We are in beautiful West Yorkshire, and the village of Haworth, though it was a good deal less picturesque in the Bronte’s time that it is now! Then the average life expectancy was 24, and the drinking water came right off the moor, got filtered through the putrid contents of the graveyard, flowed down the sewage strewn streets and into the town well. Typhoid, tuberculosis and cholera were rife, and infant mortality meant that on some headstones lost babies were numbered instead of names. It was a very hard life for most of the occupants of Haworth. The Parsonage at the top of the village was something of a beacon for the residents, and Patrick Bronte served his community well, eventually successfully lobbying for a series of fresh water reservoirs to be built. Today Haworth is a beautiful little village, surrounded by stunning countryside and it feels like my second home. If you want a wonderfully wild walk, at any time of year there is nothing to beat a good march up to Top Withens, the geographical location of Wuthering Heights, or my favourite (and Emily’s) spot Ponden Kirk, better known as Peniston Crag, where the view is astounding.  

How did you get into writing in the first place, and how did you first get published..?

I’d always written, but I never really tried to do anything with it. Then when I was 29 ½ and reading a magazine on my lunch break that had a young writers short story of the year competition. I realised the cut-off point was 30! Horrified I thought I better enter, and I wrote a story set in an alternative reality where all women aspired to be fat and single. Anyway, it won! That opened a lot of doors for me, and within in two years my first novel was published.

Why do you have different pen names, and do you see them as distinct personalities and types of writers?
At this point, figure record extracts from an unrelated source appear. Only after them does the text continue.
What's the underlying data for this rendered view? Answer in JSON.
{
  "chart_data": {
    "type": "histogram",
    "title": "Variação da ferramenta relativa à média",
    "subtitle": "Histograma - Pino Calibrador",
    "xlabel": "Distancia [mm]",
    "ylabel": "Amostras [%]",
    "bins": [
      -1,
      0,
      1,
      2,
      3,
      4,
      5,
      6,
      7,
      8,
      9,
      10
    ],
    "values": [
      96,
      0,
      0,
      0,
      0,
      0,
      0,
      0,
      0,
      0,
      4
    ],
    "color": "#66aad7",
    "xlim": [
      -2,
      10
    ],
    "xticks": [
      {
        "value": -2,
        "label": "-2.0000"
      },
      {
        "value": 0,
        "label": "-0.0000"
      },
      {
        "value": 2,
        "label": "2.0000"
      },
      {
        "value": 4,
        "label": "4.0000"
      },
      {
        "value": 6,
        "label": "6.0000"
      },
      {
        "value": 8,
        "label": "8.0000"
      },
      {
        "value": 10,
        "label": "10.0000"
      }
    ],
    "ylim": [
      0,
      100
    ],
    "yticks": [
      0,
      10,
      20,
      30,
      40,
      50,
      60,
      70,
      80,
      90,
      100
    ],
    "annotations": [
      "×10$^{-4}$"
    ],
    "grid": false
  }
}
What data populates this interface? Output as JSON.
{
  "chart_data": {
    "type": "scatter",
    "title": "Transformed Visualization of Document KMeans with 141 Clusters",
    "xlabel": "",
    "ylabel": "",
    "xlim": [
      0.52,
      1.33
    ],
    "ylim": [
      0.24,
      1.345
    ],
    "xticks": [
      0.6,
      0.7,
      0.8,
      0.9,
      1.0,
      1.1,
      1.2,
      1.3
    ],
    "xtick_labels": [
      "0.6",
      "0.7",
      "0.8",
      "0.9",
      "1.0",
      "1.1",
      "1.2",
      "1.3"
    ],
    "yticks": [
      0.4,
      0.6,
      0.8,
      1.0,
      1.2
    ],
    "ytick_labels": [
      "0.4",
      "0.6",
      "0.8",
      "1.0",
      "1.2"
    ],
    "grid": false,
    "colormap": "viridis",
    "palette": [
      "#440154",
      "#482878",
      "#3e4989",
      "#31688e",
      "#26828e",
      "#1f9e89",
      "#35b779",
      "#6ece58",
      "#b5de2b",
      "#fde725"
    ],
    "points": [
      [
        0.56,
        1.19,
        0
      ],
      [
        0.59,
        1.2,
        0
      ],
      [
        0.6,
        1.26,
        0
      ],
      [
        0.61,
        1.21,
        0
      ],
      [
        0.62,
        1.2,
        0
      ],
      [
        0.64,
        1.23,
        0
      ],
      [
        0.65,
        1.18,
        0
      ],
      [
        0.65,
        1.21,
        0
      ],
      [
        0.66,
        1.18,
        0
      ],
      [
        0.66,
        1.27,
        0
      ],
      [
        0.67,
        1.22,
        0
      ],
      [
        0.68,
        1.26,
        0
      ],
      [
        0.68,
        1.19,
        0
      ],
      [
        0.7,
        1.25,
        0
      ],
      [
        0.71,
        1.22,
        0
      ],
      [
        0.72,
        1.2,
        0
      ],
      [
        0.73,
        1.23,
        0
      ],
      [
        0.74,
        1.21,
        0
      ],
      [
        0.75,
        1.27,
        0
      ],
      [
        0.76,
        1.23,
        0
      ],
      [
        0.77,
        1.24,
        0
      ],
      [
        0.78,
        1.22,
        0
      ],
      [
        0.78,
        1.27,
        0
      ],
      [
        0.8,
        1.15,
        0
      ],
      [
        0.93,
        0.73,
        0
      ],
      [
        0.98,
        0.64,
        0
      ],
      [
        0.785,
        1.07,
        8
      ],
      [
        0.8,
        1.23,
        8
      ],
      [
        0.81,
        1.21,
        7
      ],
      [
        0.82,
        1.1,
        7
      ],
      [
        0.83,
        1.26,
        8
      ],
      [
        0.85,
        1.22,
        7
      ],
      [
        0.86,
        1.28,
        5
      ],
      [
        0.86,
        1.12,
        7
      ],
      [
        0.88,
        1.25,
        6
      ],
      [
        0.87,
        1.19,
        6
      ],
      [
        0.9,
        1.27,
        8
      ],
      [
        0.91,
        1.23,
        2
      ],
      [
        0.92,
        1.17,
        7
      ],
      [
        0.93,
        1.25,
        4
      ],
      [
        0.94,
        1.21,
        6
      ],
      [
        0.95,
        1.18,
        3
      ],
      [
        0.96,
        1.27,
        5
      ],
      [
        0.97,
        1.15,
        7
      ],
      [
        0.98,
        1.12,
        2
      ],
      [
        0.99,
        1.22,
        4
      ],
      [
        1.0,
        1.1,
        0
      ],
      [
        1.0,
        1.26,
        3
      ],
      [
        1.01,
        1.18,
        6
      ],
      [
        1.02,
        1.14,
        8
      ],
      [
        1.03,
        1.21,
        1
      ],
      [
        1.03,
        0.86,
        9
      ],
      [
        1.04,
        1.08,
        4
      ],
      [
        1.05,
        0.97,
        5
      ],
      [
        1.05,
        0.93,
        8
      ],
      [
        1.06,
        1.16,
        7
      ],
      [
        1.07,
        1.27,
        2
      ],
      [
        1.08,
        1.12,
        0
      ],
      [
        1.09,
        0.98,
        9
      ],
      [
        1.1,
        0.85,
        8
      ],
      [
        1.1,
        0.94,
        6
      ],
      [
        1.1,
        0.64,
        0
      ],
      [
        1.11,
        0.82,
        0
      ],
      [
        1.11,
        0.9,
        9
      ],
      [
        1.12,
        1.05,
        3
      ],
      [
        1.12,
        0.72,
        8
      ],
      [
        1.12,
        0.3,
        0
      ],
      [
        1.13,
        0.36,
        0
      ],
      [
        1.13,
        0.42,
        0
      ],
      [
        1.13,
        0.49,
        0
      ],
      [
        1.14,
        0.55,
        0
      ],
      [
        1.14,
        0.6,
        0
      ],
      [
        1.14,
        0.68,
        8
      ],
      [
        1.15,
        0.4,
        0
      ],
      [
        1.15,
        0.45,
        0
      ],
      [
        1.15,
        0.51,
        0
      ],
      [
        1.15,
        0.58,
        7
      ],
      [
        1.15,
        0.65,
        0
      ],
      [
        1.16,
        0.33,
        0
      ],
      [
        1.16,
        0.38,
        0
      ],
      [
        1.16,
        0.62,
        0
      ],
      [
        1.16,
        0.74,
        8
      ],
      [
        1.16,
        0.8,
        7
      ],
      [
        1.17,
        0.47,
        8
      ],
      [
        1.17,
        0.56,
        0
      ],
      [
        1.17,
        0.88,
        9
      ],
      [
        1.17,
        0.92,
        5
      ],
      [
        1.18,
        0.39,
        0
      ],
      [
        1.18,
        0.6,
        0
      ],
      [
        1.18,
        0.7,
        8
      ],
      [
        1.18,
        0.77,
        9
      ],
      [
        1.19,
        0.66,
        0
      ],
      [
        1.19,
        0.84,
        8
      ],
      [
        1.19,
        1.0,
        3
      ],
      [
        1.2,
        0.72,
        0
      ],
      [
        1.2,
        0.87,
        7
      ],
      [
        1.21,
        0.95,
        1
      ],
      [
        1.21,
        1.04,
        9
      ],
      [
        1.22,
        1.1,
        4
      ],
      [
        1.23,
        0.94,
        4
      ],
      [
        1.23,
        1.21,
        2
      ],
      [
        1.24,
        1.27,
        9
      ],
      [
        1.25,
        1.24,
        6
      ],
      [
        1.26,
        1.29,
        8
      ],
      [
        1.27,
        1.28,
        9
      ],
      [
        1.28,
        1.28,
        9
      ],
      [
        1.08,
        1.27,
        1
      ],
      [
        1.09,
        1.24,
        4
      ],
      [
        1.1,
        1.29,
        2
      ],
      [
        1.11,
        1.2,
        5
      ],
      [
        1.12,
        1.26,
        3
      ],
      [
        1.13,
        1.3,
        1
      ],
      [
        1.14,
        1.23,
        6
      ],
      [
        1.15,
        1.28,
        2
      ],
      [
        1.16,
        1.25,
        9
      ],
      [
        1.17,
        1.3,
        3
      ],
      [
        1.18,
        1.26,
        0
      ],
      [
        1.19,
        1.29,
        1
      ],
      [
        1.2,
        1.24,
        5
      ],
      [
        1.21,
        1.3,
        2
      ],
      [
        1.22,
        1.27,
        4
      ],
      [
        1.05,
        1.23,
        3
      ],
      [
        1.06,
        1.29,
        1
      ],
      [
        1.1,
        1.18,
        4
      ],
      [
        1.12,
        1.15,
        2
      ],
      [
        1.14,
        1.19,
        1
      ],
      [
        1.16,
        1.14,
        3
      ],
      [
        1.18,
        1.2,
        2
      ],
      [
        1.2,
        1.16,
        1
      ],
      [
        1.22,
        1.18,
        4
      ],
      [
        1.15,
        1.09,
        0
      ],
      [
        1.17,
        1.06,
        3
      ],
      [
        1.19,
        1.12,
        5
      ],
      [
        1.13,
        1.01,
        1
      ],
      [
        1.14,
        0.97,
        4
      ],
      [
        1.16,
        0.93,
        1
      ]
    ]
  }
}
Yes, basically. I write a wide range of contemporary fiction under my own name Rowan Coleman, sometimes emotional family stories, sometimes time-travel adventures, sometimes historical ghost stories. But when I write something that is more of a pure genre I write under a pen name to define that. Bella Ellis is also a little tribute to the Bronte Sister’s pens names they were first published under of Currer, Ellis and Acton Bell.

What is your readership like..? Do you meet them, or get letters from them?

They are lovely, diverse, ever changing. There are a core of readers I have had now for nearly twenty years and they honestly feel like friends, even though I haven’t met them in real life! The great joy is every time I try something that is more genre fluid like The Summer of Impossible Things or The Girl at the Window, I meet new readers, and that’s always brilliant fun. I meet quite a few at book events, but I suppose mostly I talk to my readers online, we all love books and that’s great thing to have in common. 



What are you going to write next..?
 I’m just finishing Bronte Mysteries 2 and then I have a new idea for a Rowan book that I could tell you about, but then I’d have to kill you.

Finally… tell us something surprising about yourself that your readers might not already know..!

I am a chronic over sharer so there isn’t much mystery to me! I am dyslexic, I harbour a long held desire to write a vampire novel and I’m married to Rick Astley’s guitarist, who is also my childhood sweetheart, Adam.